Она и теперь добровольно взялась помогать отцу и сделалась его секретарем — одна ведет всю его деловую переписку и исполняет это дело так хорошо и толково, что старик просто в восхищении. Но он понимал, что она делает это ради любви к отцу и чтоб заполнить чем-нибудь свое время. Эта работа ее пока занимала и, к удовольствию старика, еще более сблизила с ним дочь. Они чаще бывали вместе.
Такие мысли занимали Василия Захаровича и в это утро, когда он сидел в кабинете, у письменного стола, и снова перечитывал проект купчей крепости, составленный адвокатом Уржумцевым. Тут же на столе лежал и французский перевод, сделанный Ксенией. Сегодня в одиннадцать часов должен был приехать француз-инженер за решительным ответом, а Василий Захарович все еще колебался. Инстинкт и самолюбие дельца, не знавшего до последнего времени неудач, заговорили в нем, пересиливая, казалось, все его благоразумные соображения. Уж он забыл, в каком отчаянном положении находился всего несколько месяцев тому назад, и мечтал теперь о том, как он удивит всех своим гигантским предприятием и возбудит зависть в своих недоброжелателях. Думали, что он разорится, и вместо того… он сделается несравненно богаче, чем был до сих пор. Не самое богатство прельщало его — и после продажи завода он останется при тех капиталах, при которых был и которые составляют громадное состояние, вполне обеспечивающее семью, — а процесс достижения его и тщеславное чувство успеха.
В десятом часу Ксения, по обыкновению, вошла к отцу в кабинет и, поздоровавшись, присела около и спросила:
— Есть, папа, деловые письма, требующие ответа? Давай их мне.
— Подожди, Ксюша… Посиди, побеседуем, родная! — остановил ее Василий Захарович, любуясь своей дочерью.
Она, в самом деле, была очень мила, свежая, с легким румянцем на поразительно белом лице, в своем светлом шерстяном платье, обливавшем ее стройную изящную фигуру…
Ее лицо было оживленно, даже и весело. Видно было, что она уже пережила прошлое, и только несколько морщинок на лбу, да какая-то вдумчивая серьезность выражения в глазах свидетельствовали, что ей не совсем даром прошло крушение ее любви.
— Ты знаешь, Ксюша, что сегодня приедет француз за ответом?
— Еще бы не знать! Ведь я буду вашим переводчиком… А ты, папа, кажется, все еще колеблешься?
— То-то, Ксюша…
Ксения улыбнулась.
— Ты что же не одобряешь моей нерешительности?
— Еще бы!
— Ты, значит, советуешь продать завод французам?.. Думаешь, я с ним не справлюсь и опять зарвусь?..

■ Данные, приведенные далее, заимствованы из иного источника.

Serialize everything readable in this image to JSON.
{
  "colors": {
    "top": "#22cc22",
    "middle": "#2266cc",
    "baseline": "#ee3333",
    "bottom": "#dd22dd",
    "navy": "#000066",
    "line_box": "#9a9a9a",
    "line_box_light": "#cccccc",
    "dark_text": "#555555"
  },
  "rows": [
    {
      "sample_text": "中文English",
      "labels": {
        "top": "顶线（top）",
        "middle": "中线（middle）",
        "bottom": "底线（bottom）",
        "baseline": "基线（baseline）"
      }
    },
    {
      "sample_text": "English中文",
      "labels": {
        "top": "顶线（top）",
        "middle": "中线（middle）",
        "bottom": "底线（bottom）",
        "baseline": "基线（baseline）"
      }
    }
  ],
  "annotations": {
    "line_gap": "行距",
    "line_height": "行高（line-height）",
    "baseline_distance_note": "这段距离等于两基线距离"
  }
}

— Не то я думаю, папа, вовсе не то, а думаю, что пора тебе бросить всякие дела и отдохнуть… Ты, вот, теперь несколько поправился, а помнишь, каким был от всех этих волнений… Ради чего волноваться опять? Ради чего изводить себя заботами?.. Разве ты не довольно будешь богат? И, наконец, для кого все это богатство?.. К чему оно?
— Ты ошибаешься, Ксюша… Не ради корысти я жалею завод… Я знаю, что, благодаря твоему миллиону, наши дела спасены, я не банкрот, и вы будете иметь состояние… Но мне не хочется бросать начатого дела.
— У тебя два завода остаются. Дело будет.
— Какое это дело? Эти заводы вполне устроенные, идут себе заведенным порядком… Признаться, они и мало интересуют уже, а этот новый… Устроить его, пустить, поставить на ноги… обеспечить сбыт на новом рынке…
— Какая в тебе неугомонная натура, папочка!.. Но ты себя пожалей. Отдохни! Слава Богу, довольно-таки поработал..
«А ведь Ксюша правду говорит. Я все забываю, что мне шестьдесят четыре года!» подумал Василий Захарович и сказал:
— Так по твоему продавать, Ксюша?
— Продавать, папа.
— Пожалуй, и старые заводы тоже продать?
— И отлично.
— А самому на печку и играть с внуками? — полушутливо, полугрустно продолжал Трифонов.